Updated: Mar 27, 2020
The second longest comic book convention canceled due to COVID-19
Photo: Ithacon 44 held at Ithaca College featured special guests Louise (Weezy) Simonson and Walt Simonson - shown here interacting with young and young at heart readers.
"Much to our regret, we need to inform you that ITHACON scheduled for March 21-22, is cancelled for 2020."
This announcement is never one you want to hear or one you have to make when you produce live events. The full statement, made on March 10, 2020, is very similar to many other statements made by live events within and well beyond the comics culture industry due to the COVID-19 pandemic. Instead of dwelling on the reason for its cancellation, I'd like to focus on the amazing nature of this event because it will return in 2021.
What is ITHACON?
ITHACON has been part of my life since I moved to Ithaca NY in 2001 but until this January I was only an avid attendee. I like to describe ITHACON as an authentic comic book convention experience for all ages. Its not about the celebrities or the amount of money you spend on the ticket or the food or the merchandise.
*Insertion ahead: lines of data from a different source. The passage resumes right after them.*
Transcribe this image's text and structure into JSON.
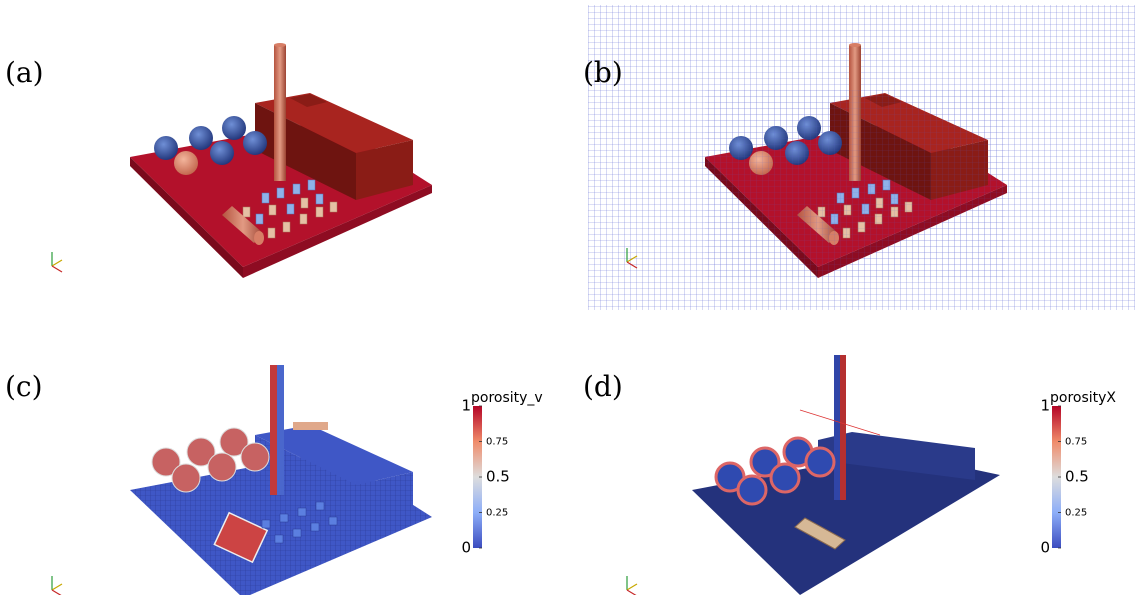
{
  "panels": [
    {
      "label": "(a)"
    },
    {
      "label": "(b)"
    },
    {
      "label": "(c)",
      "colorbar": {
        "title": "porosity_v",
        "ticks": [
          1,
          0.75,
          0.5,
          0.25,
          0
        ],
        "range": [
          0,
          1
        ]
      }
    },
    {
      "label": "(d)",
      "colorbar": {
        "title": "porosityX",
        "ticks": [
          1,
          0.75,
          0.5,
          0.25,
          0
        ],
        "range": [
          0,
          1
        ]
      }
    }
  ]
}
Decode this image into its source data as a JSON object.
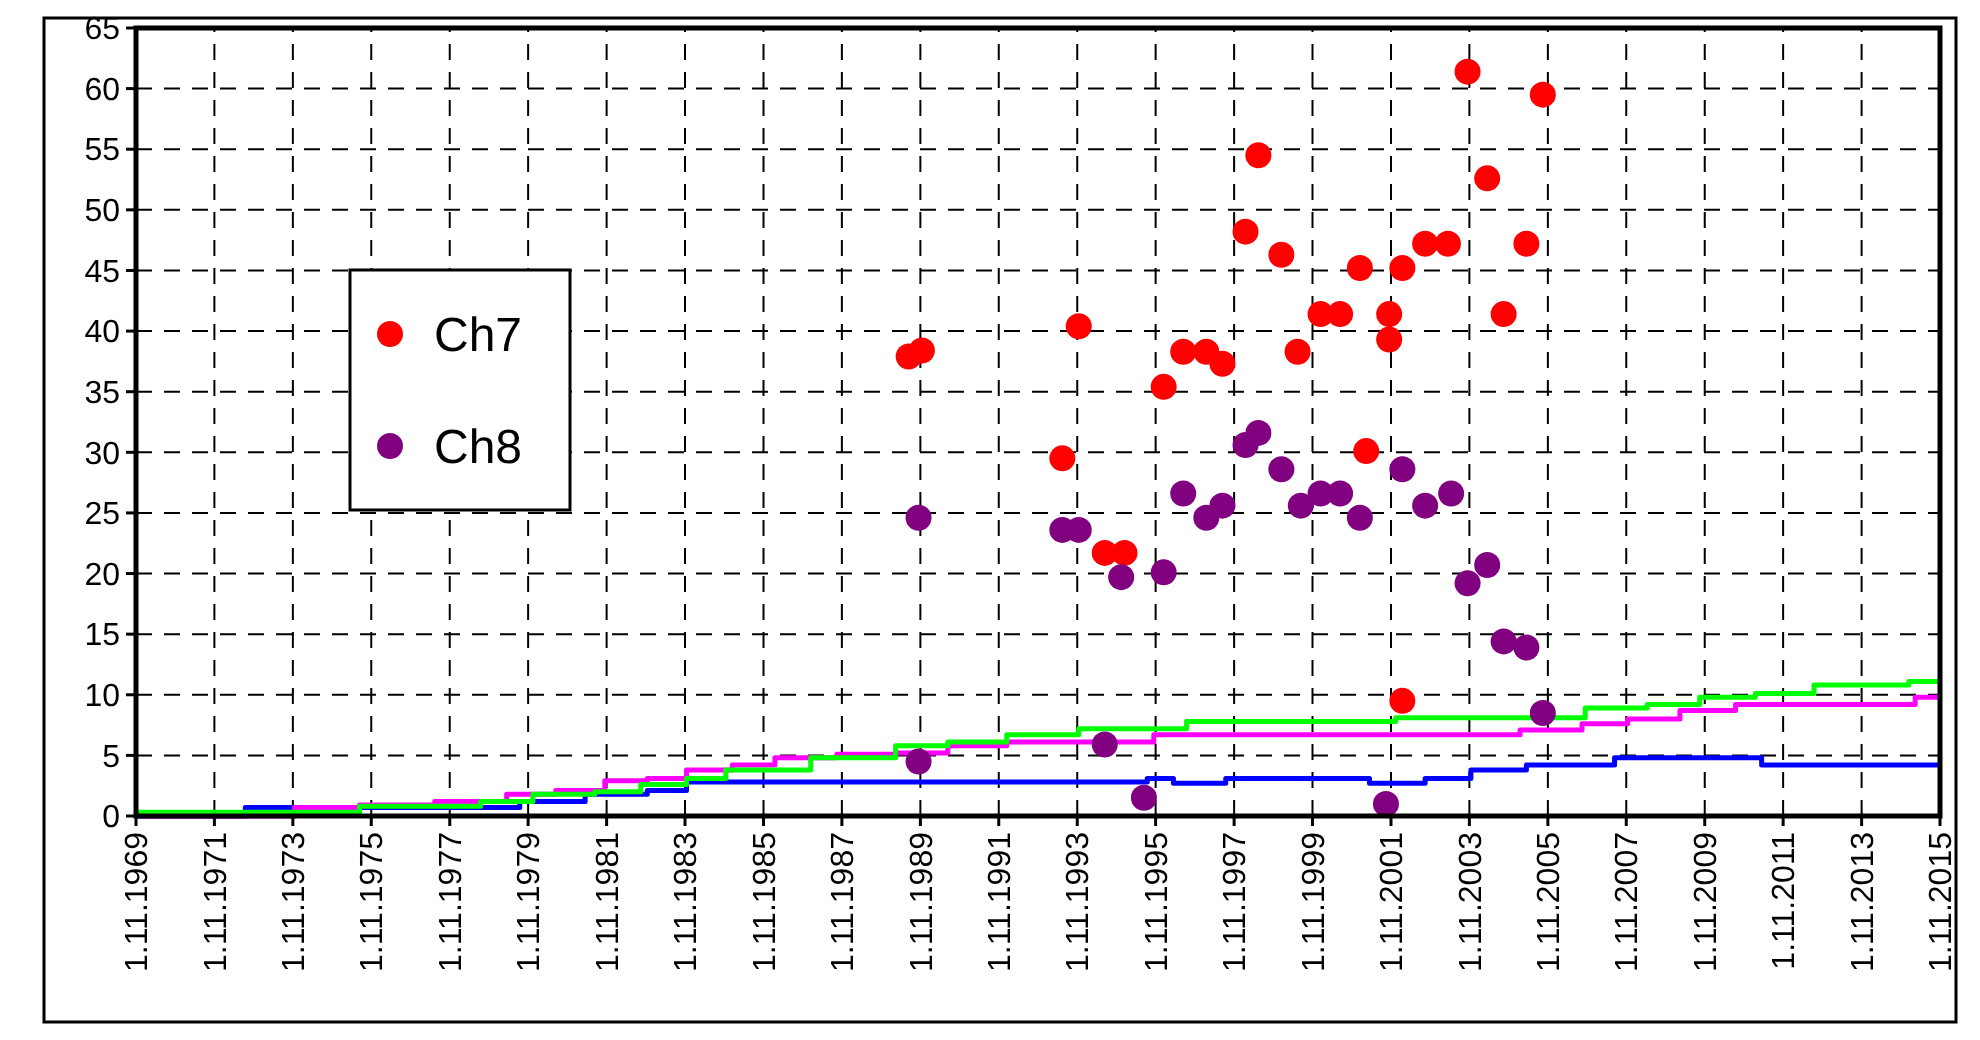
{
  "chart_data": {
    "type": "scatter",
    "xlim": [
      "1969-11-01",
      "2015-11-01"
    ],
    "ylim": [
      0,
      65
    ],
    "xticks": [
      {
        "value": "1969-11-01",
        "label": "1.11.1969"
      },
      {
        "value": "1971-11-01",
        "label": "1.11.1971"
      },
      {
        "value": "1973-11-01",
        "label": "1.11.1973"
      },
      {
        "value": "1975-11-01",
        "label": "1.11.1975"
      },
      {
        "value": "1977-11-01",
        "label": "1.11.1977"
      },
      {
        "value": "1979-11-01",
        "label": "1.11.1979"
      },
      {
        "value": "1981-11-01",
        "label": "1.11.1981"
      },
      {
        "value": "1983-11-01",
        "label": "1.11.1983"
      },
      {
        "value": "1985-11-01",
        "label": "1.11.1985"
      },
      {
        "value": "1987-11-01",
        "label": "1.11.1987"
      },
      {
        "value": "1989-11-01",
        "label": "1.11.1989"
      },
      {
        "value": "1991-11-01",
        "label": "1.11.1991"
      },
      {
        "value": "1993-11-01",
        "label": "1.11.1993"
      },
      {
        "value": "1995-11-01",
        "label": "1.11.1995"
      },
      {
        "value": "1997-11-01",
        "label": "1.11.1997"
      },
      {
        "value": "1999-11-01",
        "label": "1.11.1999"
      },
      {
        "value": "2001-11-01",
        "label": "1.11.2001"
      },
      {
        "value": "2003-11-01",
        "label": "1.11.2003"
      },
      {
        "value": "2005-11-01",
        "label": "1.11.2005"
      },
      {
        "value": "2007-11-01",
        "label": "1.11.2007"
      },
      {
        "value": "2009-11-01",
        "label": "1.11.2009"
      },
      {
        "value": "2011-11-01",
        "label": "1.11.2011"
      },
      {
        "value": "2013-11-01",
        "label": "1.11.2013"
      },
      {
        "value": "2015-11-01",
        "label": "1.11.2015"
      }
    ],
    "yticks": [
      0,
      5,
      10,
      15,
      20,
      25,
      30,
      35,
      40,
      45,
      50,
      55,
      60,
      65
    ],
    "grid": true,
    "legend": "left",
    "series": [
      {
        "type": "step",
        "color": "#0000ff",
        "x": [
          "1969-11-01",
          "1972-08",
          "1979-08",
          "1981-04",
          "1982-11",
          "1983-11",
          "1995-08",
          "1996-04",
          "1997-08",
          "2001-04",
          "2002-09",
          "2003-11",
          "2005-04",
          "2007-07",
          "2011-04",
          "2015-11-01"
        ],
        "values": [
          0,
          0.7,
          1.2,
          1.8,
          2.1,
          2.8,
          3.1,
          2.7,
          3.1,
          2.7,
          3.1,
          3.8,
          4.2,
          4.8,
          4.2,
          4.2
        ]
      },
      {
        "type": "step",
        "color": "#ff00ff",
        "x": [
          "1969-11-01",
          "1973-11",
          "1975-07",
          "1977-06",
          "1979-04",
          "1980-07",
          "1981-10",
          "1982-11",
          "1983-11",
          "1985-01",
          "1986-02",
          "1987-09",
          "1989-03",
          "1990-07",
          "1992-01",
          "1995-10",
          "2005-02",
          "2006-09",
          "2007-11",
          "2009-03",
          "2010-08",
          "2015-03",
          "2015-11-01"
        ],
        "values": [
          0,
          0.7,
          0.9,
          1.2,
          1.8,
          2.1,
          2.9,
          3.1,
          3.8,
          4.2,
          4.8,
          5.1,
          5.2,
          5.8,
          6.1,
          6.7,
          7.1,
          7.6,
          8.0,
          8.7,
          9.2,
          9.8,
          9.8
        ]
      },
      {
        "type": "step",
        "color": "#00ff00",
        "x": [
          "1969-11-01",
          "1975-07",
          "1978-08",
          "1979-12",
          "1981-07",
          "1982-09",
          "1983-11",
          "1984-11",
          "1987-01",
          "1989-03",
          "1990-07",
          "1992-01",
          "1993-11",
          "1996-08",
          "2001-12",
          "2006-10",
          "2008-05",
          "2009-09",
          "2011-02",
          "2012-08",
          "2015-01",
          "2015-11-01"
        ],
        "values": [
          0.3,
          0.8,
          1.2,
          1.8,
          2.0,
          2.6,
          3.1,
          3.8,
          4.8,
          5.8,
          6.1,
          6.7,
          7.2,
          7.8,
          8.1,
          8.9,
          9.2,
          9.8,
          10.1,
          10.8,
          11.1,
          11.1
        ]
      },
      {
        "name": "Ch7",
        "color": "#ff0000",
        "marker": "circle",
        "x": [
          "1989-07",
          "1989-11",
          "1993-11",
          "1993-06",
          "1994-07",
          "1995-01",
          "1996-01",
          "1996-07",
          "1997-02",
          "1997-07",
          "1998-02",
          "1998-06",
          "1999-01",
          "1999-06",
          "2000-01",
          "2000-07",
          "2001-01",
          "2001-03",
          "2001-10",
          "2001-10",
          "2002-02",
          "2002-02",
          "2002-09",
          "2003-04",
          "2003-10",
          "2004-04",
          "2004-09",
          "2005-04",
          "2005-09"
        ],
        "values": [
          37.9,
          38.4,
          40.4,
          29.5,
          21.7,
          21.7,
          35.4,
          38.3,
          38.3,
          37.3,
          48.2,
          54.5,
          46.3,
          38.3,
          41.4,
          41.4,
          45.2,
          30.1,
          41.4,
          39.3,
          45.2,
          9.5,
          47.2,
          47.2,
          61.4,
          52.6,
          41.4,
          47.2,
          59.5
        ]
      },
      {
        "name": "Ch8",
        "color": "#800080",
        "marker": "circle",
        "x": [
          "1989-10",
          "1989-10",
          "1993-06",
          "1993-11",
          "1994-12",
          "1994-07",
          "1995-07",
          "1996-01",
          "1996-07",
          "1997-02",
          "1997-07",
          "1998-02",
          "1998-06",
          "1999-01",
          "1999-07",
          "2000-01",
          "2000-07",
          "2001-01",
          "2001-09",
          "2002-02",
          "2002-09",
          "2003-05",
          "2003-10",
          "2004-04",
          "2004-09",
          "2005-04",
          "2005-09"
        ],
        "values": [
          24.6,
          4.5,
          23.6,
          23.6,
          19.7,
          5.9,
          1.5,
          20.1,
          26.6,
          24.6,
          25.6,
          30.6,
          31.6,
          28.6,
          25.6,
          26.6,
          26.6,
          24.6,
          1.0,
          28.6,
          25.6,
          26.6,
          19.2,
          20.7,
          14.4,
          13.9,
          8.5
        ]
      }
    ]
  }
}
Its about the genuine interactions you have while at the event and that's likely because it comes from humble but deeply comics culture connected beginnings.
ITHACON grew out of a middle-school comic book club, and was formally established as The Comic Book Club of Ithaca in 1975. The first ITHACON took place in 1976, and featured 2 guests and has grown each year while not loosing its by-fans-for-fans approach. You could say it the small con that could as organizers do not receive compensation for their efforts, creators of all levels can showcase their works and some of the most historically famous comics creators are featured guests.
ITHACON Finds a New Home
The convention has been held in a wide variety of locations from gymnasiums to hotels, even a Masonic Temple and former office supply storefront but found its current home, Ithaca College, in 2014. When the Women's Community Center was demolished for a new housing development, it left ITHACON founders Bill Turner and Tim Gray concerned. Enter Professor Katharine Kittridge, founder and producer of Pippi to Ripley, an interdisciplinary feminist popular culture conference with a focus on women and gender in imaginative fiction. Professor Kittridge immediately saw the potential and advocated for the college to support and co-host this event so that it could also support interactive learning for students.
Town and Gown Working Together Now ITHACON has more behind the scenes support than ever. Since 2019, Professor Kittridge and Ed Catto have been co-teaching a course that provides students the hands on opportunity to develop and work on the convention prior, during and post event for college credit. This January, I stepped in Professor Kittridge's shoes as she is on sabbatical and with my event production experience, comics culture knowledge and small business perspective, I bring something new to mix.
While the event did not happen, the hard work and effort of all organizing contributors is not going to waste. The semester isn't over for the students, though we are now completing the course work via digital methods. I am very excited to see how each student will take what they have learned thus far to help guide their final project submission. Moreover, as any event producer knows - as one event ends, the next one is waiting for you - its a cycle that never ends, no matter what gets in the way.